You might think that after disliking the Transplants first record so much last week that the last thing I’d want to check out is a mixtap by two thirds of that group. Let it never be said that I’m neither curious nor willing to get burned a second time. Luckily, though, I didn’t. Expensive Taste’s mix tape is fantastic. I don’t really know much about hip hop, especially current hip hop, but I really dug on the beats and the rhymes that these guys puts together which makes me think that the weak link in the Transplants chain had to be Tim Armostrong. That’s okay though, dude still writes, sings and plays awesome punk rock music. Here’s a sample of one of their tracks. NSFW lyrics.

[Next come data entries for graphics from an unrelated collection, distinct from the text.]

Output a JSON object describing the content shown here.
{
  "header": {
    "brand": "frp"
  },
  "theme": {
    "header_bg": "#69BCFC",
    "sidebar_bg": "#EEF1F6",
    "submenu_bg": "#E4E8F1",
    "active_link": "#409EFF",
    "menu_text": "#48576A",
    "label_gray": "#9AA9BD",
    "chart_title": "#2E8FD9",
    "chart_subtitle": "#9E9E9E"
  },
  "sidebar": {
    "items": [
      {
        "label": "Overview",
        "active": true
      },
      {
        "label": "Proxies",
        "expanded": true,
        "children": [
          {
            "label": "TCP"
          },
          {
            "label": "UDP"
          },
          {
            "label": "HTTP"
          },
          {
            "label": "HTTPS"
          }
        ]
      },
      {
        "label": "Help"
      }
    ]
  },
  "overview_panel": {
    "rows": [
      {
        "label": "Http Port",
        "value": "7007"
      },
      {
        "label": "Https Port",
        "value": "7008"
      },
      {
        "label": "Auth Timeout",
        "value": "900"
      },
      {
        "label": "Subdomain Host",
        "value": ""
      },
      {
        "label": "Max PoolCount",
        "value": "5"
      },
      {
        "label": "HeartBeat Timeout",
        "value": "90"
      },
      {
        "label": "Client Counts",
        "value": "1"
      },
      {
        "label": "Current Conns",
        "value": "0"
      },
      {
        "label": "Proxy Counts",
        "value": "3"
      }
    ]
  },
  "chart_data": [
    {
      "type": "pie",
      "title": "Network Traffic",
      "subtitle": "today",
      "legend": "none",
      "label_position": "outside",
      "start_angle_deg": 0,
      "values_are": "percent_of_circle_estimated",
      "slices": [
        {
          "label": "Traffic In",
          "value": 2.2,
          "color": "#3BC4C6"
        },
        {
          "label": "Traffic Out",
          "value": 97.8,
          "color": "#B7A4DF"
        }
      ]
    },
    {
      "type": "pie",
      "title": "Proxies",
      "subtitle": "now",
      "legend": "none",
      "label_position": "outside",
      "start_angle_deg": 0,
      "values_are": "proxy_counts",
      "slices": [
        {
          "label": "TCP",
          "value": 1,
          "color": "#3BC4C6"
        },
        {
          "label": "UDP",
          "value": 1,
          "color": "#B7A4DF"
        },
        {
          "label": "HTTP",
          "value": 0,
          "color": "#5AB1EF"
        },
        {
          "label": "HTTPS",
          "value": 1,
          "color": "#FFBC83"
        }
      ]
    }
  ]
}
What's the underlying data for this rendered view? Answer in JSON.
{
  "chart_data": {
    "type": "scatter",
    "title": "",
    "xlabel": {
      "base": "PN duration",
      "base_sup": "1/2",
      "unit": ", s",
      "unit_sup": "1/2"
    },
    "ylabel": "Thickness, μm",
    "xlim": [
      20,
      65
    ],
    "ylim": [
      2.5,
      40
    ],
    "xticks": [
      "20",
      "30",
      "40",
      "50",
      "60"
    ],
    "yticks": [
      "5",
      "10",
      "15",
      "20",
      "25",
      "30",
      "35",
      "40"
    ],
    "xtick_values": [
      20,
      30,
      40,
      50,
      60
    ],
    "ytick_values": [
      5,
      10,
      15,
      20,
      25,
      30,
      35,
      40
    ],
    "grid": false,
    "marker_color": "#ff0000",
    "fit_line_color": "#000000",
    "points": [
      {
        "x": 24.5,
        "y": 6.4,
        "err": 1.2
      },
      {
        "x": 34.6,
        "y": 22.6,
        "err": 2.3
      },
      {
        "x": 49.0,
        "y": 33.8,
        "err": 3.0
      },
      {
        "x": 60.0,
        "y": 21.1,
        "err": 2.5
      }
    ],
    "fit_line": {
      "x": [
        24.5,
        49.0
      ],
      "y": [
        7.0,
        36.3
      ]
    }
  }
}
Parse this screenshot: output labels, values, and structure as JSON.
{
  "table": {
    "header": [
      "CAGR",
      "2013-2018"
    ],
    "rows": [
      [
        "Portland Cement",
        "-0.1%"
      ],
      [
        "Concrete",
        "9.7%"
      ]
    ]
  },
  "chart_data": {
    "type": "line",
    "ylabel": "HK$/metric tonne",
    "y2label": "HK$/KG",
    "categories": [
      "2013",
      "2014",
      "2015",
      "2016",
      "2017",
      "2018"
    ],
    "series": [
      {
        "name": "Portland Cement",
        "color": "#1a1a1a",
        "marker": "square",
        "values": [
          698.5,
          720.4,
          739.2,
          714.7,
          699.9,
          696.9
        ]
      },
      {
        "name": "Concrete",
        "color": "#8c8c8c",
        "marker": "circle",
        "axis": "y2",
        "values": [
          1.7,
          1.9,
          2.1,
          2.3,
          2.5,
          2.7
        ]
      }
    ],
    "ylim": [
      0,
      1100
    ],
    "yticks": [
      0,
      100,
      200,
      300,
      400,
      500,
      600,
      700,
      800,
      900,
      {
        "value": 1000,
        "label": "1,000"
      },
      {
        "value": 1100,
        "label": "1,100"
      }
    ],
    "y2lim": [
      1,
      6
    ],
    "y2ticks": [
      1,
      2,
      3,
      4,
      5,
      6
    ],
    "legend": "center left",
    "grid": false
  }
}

What I dig about the mixtape–aside from the fact that it was free–is that it just feels a lot cleaner and fresher than the Transplants, which is kind of funny considering those were legitimately release records and this is a free mixtape. Everything’s very crisp and the dudes and their guest stars have a tendency to layer the vocals with different singers that sounds really great. I might not know what the hell they’re talking about some of the time (keeping up on slang when you rarely leave your house is pretty difficult).

The real draw here, aside from trying to give these guys another chance, is hearing Paul Wall–a rapper I’m not super familiar with, but have heard his tracks on some other records and a few of his singles–and Barker, who, as I’ve mentioned, is one of my favorite drummers out there. These beats feel more like his, though I still wish they were a little more hard hitting. That could come down to the compression of the music though and not the actual recording because, as many of you may know, MP3s are the worst possible way to listen to music and a lot can be lost in the process. Ah well, I still have most of my music as MP3s. How else am I supposed to fit all this stuff on my iPod? And I will be putting Expensive Taste on there and deleting the Transplants ASAP.